Beatrice bumped Carwyn’s shoulder. “You love me, and you know it.”
Giovanni smiled at his old friend and his wife. They bantered back and forth as they made their way to Livia’s party, and he reflected on how different this trip was than the last time he had been in Rome. Then, he had been desperate and pleading. He’d had no time for parties or pleasure when his every waking moment had been focused on manipulating different parties at court—Livia most of all—to negotiate for Beatrice’s release from Lorenzo.
After all that, could Livia had taken up supporting Giovanni’s own estranged son? It was something they would have to determine. He frowned and shook his head, contemplating the idea of staying in Rome longer than their original plan of three months. If the answers were there, they would need to stay as long as necessary.

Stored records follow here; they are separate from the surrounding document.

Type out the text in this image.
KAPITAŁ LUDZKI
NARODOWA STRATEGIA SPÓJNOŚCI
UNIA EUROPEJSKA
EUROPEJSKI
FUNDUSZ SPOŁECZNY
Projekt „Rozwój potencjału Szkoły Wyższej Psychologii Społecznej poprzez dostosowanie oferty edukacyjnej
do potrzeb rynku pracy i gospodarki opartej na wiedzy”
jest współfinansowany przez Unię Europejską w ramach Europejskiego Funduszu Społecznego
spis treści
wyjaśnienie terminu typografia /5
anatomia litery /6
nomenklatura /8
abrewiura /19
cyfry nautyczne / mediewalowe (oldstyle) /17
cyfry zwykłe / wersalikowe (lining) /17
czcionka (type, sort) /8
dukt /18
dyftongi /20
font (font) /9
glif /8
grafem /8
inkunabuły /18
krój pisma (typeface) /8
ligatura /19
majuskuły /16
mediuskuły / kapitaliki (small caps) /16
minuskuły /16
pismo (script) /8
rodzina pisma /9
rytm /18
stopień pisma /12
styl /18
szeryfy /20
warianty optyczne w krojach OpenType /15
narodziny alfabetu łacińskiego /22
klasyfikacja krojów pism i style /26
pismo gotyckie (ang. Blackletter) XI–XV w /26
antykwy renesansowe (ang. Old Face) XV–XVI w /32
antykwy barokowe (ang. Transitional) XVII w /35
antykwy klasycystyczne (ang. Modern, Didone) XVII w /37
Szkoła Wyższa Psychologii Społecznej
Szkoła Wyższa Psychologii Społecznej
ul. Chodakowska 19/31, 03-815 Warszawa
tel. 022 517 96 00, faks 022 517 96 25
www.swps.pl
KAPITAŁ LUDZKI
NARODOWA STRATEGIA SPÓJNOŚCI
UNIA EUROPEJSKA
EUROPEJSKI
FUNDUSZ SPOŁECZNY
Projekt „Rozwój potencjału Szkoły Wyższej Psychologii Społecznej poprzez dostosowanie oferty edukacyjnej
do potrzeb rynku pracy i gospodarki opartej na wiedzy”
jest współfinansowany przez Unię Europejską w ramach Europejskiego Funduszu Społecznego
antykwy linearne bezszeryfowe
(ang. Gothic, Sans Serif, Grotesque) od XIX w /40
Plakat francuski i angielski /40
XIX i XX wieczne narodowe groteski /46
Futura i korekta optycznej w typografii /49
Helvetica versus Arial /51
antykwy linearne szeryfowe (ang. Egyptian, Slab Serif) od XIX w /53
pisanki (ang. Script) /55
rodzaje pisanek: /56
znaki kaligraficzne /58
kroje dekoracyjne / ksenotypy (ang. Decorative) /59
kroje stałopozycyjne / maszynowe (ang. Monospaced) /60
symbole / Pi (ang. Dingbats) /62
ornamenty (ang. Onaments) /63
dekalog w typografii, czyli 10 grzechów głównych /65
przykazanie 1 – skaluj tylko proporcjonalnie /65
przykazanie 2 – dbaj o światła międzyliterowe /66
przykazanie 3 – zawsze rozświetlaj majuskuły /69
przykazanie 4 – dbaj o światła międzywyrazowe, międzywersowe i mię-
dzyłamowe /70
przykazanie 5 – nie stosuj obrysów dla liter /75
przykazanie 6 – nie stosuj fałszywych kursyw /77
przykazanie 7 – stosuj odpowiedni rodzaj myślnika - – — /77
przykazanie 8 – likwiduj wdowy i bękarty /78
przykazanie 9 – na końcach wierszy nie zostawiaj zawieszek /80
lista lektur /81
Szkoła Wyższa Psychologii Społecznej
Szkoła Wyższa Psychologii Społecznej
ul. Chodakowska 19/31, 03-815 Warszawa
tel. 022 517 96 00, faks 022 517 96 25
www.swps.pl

“Hey, Professor.” Beatrice nudged his knee with the toe of her boot, which he grabbed and pulled into his lap. “Stop brooding. We’re going to a party.”
“And one in your honor, Sparky. You should be grateful.”
“Why do I like either of you? Please, remind me.”
“Aww.” She teased him, slipping across the seats to cuddle into his side. “Poor Gio. Forced to play nice with the empress for the night.”